Les projets d’aménagement globaux ont vu le jour peu avant la révolution française. Notamment avec le général d’Arçon, qui propose en 1784 la réunification de tous les différents bras en un unique et de donner à celui-ci d’amples sinuosités afin qu’il voit une pente assez faible. Cependant, un tel projet demandait l’accord de tous les riverains dans un contexte de morcellement politique. C’est pourquoi rien ne fut mis en place avant la Révolution. Le colonel Johann Gottfried von Tulla proposa un second projet général en 1809 qui différait de celui du général d’Arçon : Il préconisait aussi de rassembler les bras en un lit unique, mais celui-ci devrait avoir un tracé en ligne droite afin de provoquer une incision avec une protection de berge. L’incision avait pour objectif de lutter contre les inondations et le paludisme (TRICART & BRAVARD, 1991).

Les premières discussions pour l’aménagement du Rhin commencent en 1804. Elles concernent les Etats riverains dans le cadre de la « Convention de l’octroi du Rhin » qui vise, entre autres, à lutter contre les inondations sur les deux rives.

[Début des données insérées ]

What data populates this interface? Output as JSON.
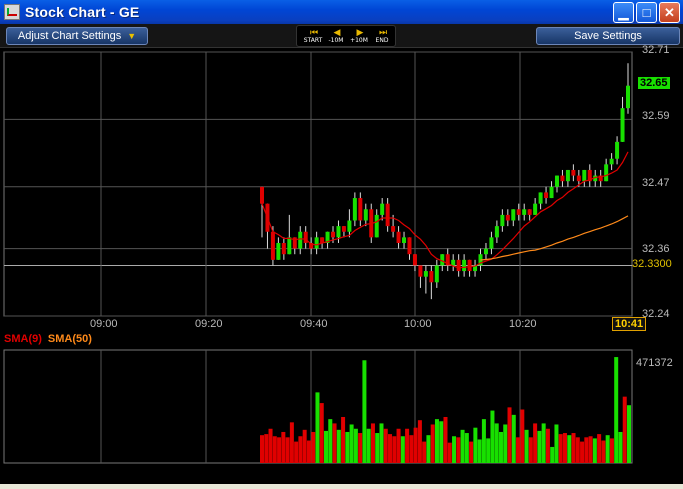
{
  "window": {
    "title": "Stock Chart - GE"
  },
  "toolbar": {
    "adjust_label": "Adjust Chart Settings",
    "save_label": "Save Settings",
    "playback": [
      {
        "icon": "skip-back-icon",
        "glyph": "⏮",
        "label": "START"
      },
      {
        "icon": "step-back-icon",
        "glyph": "◀",
        "label": "-10M"
      },
      {
        "icon": "step-forward-icon",
        "glyph": "▶",
        "label": "+10M"
      },
      {
        "icon": "skip-forward-icon",
        "glyph": "⏭",
        "label": "END"
      }
    ]
  },
  "colors": {
    "up": "#18e000",
    "down": "#e00000",
    "sma9": "#e00000",
    "sma50": "#ff8a1a",
    "grid": "#555555",
    "ref": "#e0c000"
  },
  "chart_data": {
    "type": "candlestick",
    "ticker": "GE",
    "time_ticks": [
      "09:00",
      "09:20",
      "09:40",
      "10:00",
      "10:20"
    ],
    "current_time": "10:41",
    "price_ticks": [
      "32.71",
      "32.59",
      "32.47",
      "32.36",
      "32.24"
    ],
    "current_price": "32.65",
    "reference_price": "32.3300",
    "ylim": [
      32.24,
      32.71
    ],
    "legend": [
      {
        "name": "SMA(9)",
        "color": "#e00000"
      },
      {
        "name": "SMA(50)",
        "color": "#ff8a1a"
      }
    ],
    "volume_max_label": "471372",
    "candles": [
      [
        32.47,
        32.44,
        32.38,
        32.47
      ],
      [
        32.44,
        32.39,
        32.36,
        32.44
      ],
      [
        32.39,
        32.34,
        32.33,
        32.4
      ],
      [
        32.34,
        32.37,
        32.34,
        32.38
      ],
      [
        32.37,
        32.35,
        32.34,
        32.38
      ],
      [
        32.35,
        32.38,
        32.35,
        32.42
      ],
      [
        32.38,
        32.36,
        32.35,
        32.38
      ],
      [
        32.36,
        32.39,
        32.35,
        32.4
      ],
      [
        32.39,
        32.37,
        32.36,
        32.4
      ],
      [
        32.37,
        32.36,
        32.35,
        32.38
      ],
      [
        32.36,
        32.38,
        32.35,
        32.39
      ],
      [
        32.38,
        32.37,
        32.36,
        32.38
      ],
      [
        32.37,
        32.39,
        32.36,
        32.39
      ],
      [
        32.39,
        32.38,
        32.37,
        32.4
      ],
      [
        32.38,
        32.4,
        32.37,
        32.41
      ],
      [
        32.4,
        32.39,
        32.38,
        32.4
      ],
      [
        32.39,
        32.41,
        32.38,
        32.43
      ],
      [
        32.41,
        32.45,
        32.4,
        32.46
      ],
      [
        32.45,
        32.41,
        32.4,
        32.46
      ],
      [
        32.41,
        32.43,
        32.4,
        32.44
      ],
      [
        32.43,
        32.38,
        32.37,
        32.44
      ],
      [
        32.38,
        32.42,
        32.38,
        32.43
      ],
      [
        32.42,
        32.44,
        32.41,
        32.45
      ],
      [
        32.44,
        32.4,
        32.39,
        32.45
      ],
      [
        32.4,
        32.39,
        32.38,
        32.42
      ],
      [
        32.39,
        32.37,
        32.36,
        32.4
      ],
      [
        32.37,
        32.38,
        32.36,
        32.39
      ],
      [
        32.38,
        32.35,
        32.34,
        32.38
      ],
      [
        32.35,
        32.33,
        32.32,
        32.35
      ],
      [
        32.33,
        32.31,
        32.29,
        32.33
      ],
      [
        32.31,
        32.32,
        32.28,
        32.33
      ],
      [
        32.32,
        32.3,
        32.27,
        32.33
      ],
      [
        32.3,
        32.33,
        32.29,
        32.34
      ],
      [
        32.33,
        32.35,
        32.32,
        32.35
      ],
      [
        32.35,
        32.33,
        32.32,
        32.36
      ],
      [
        32.33,
        32.34,
        32.32,
        32.35
      ],
      [
        32.34,
        32.32,
        32.31,
        32.35
      ],
      [
        32.32,
        32.34,
        32.31,
        32.35
      ],
      [
        32.34,
        32.32,
        32.31,
        32.34
      ],
      [
        32.32,
        32.33,
        32.31,
        32.34
      ],
      [
        32.33,
        32.35,
        32.32,
        32.36
      ],
      [
        32.35,
        32.36,
        32.34,
        32.37
      ],
      [
        32.36,
        32.38,
        32.35,
        32.39
      ],
      [
        32.38,
        32.4,
        32.37,
        32.41
      ],
      [
        32.4,
        32.42,
        32.39,
        32.43
      ],
      [
        32.42,
        32.41,
        32.4,
        32.43
      ],
      [
        32.41,
        32.43,
        32.4,
        32.43
      ],
      [
        32.43,
        32.42,
        32.41,
        32.44
      ],
      [
        32.42,
        32.43,
        32.41,
        32.44
      ],
      [
        32.43,
        32.42,
        32.41,
        32.43
      ],
      [
        32.42,
        32.44,
        32.42,
        32.45
      ],
      [
        32.44,
        32.46,
        32.43,
        32.46
      ],
      [
        32.46,
        32.45,
        32.44,
        32.47
      ],
      [
        32.45,
        32.47,
        32.45,
        32.48
      ],
      [
        32.47,
        32.49,
        32.46,
        32.49
      ],
      [
        32.49,
        32.48,
        32.47,
        32.5
      ],
      [
        32.48,
        32.5,
        32.47,
        32.5
      ],
      [
        32.5,
        32.49,
        32.48,
        32.51
      ],
      [
        32.49,
        32.48,
        32.47,
        32.5
      ],
      [
        32.48,
        32.5,
        32.47,
        32.5
      ],
      [
        32.5,
        32.48,
        32.47,
        32.51
      ],
      [
        32.48,
        32.49,
        32.47,
        32.5
      ],
      [
        32.49,
        32.48,
        32.47,
        32.5
      ],
      [
        32.48,
        32.51,
        32.48,
        32.52
      ],
      [
        32.51,
        32.52,
        32.5,
        32.53
      ],
      [
        32.52,
        32.55,
        32.51,
        32.56
      ],
      [
        32.55,
        32.61,
        32.55,
        32.63
      ],
      [
        32.61,
        32.65,
        32.6,
        32.69
      ]
    ],
    "volumes": [
      0.26,
      0.27,
      0.32,
      0.25,
      0.24,
      0.29,
      0.24,
      0.38,
      0.2,
      0.25,
      0.31,
      0.21,
      0.29,
      0.66,
      0.56,
      0.3,
      0.41,
      0.37,
      0.31,
      0.43,
      0.29,
      0.36,
      0.32,
      0.28,
      0.96,
      0.32,
      0.37,
      0.28,
      0.37,
      0.32,
      0.27,
      0.25,
      0.32,
      0.25,
      0.32,
      0.26,
      0.33,
      0.4,
      0.2,
      0.26,
      0.36,
      0.41,
      0.39,
      0.43,
      0.19,
      0.25,
      0.24,
      0.31,
      0.28,
      0.2,
      0.33,
      0.22,
      0.41,
      0.23,
      0.49,
      0.37,
      0.29,
      0.36,
      0.52,
      0.45,
      0.24,
      0.5,
      0.31,
      0.24,
      0.37,
      0.3,
      0.37,
      0.32,
      0.15,
      0.36,
      0.27,
      0.28,
      0.26,
      0.28,
      0.24,
      0.2,
      0.24,
      0.25,
      0.23,
      0.27,
      0.21,
      0.26,
      0.23,
      0.99,
      0.29,
      0.62,
      0.54
    ],
    "volume_colors": "mixed red/green by candle direction"
  }
}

En 1808, Napoléon I créa le « Magistrat du Rhin » qui avait pour objectif la concertation, avec les dirigeants de la rive droite, des travaux sur les deux rives. Une convention est même signée en 1813 par la France et les Etats de Bade, Hesse, Nassau et Berg pour que les travaux entrepris sur le fleuve soient soumis à une Commission spéciale. La chute de l’empire stoppa cette initiative intéressante (Encyclopédie B&S Editions).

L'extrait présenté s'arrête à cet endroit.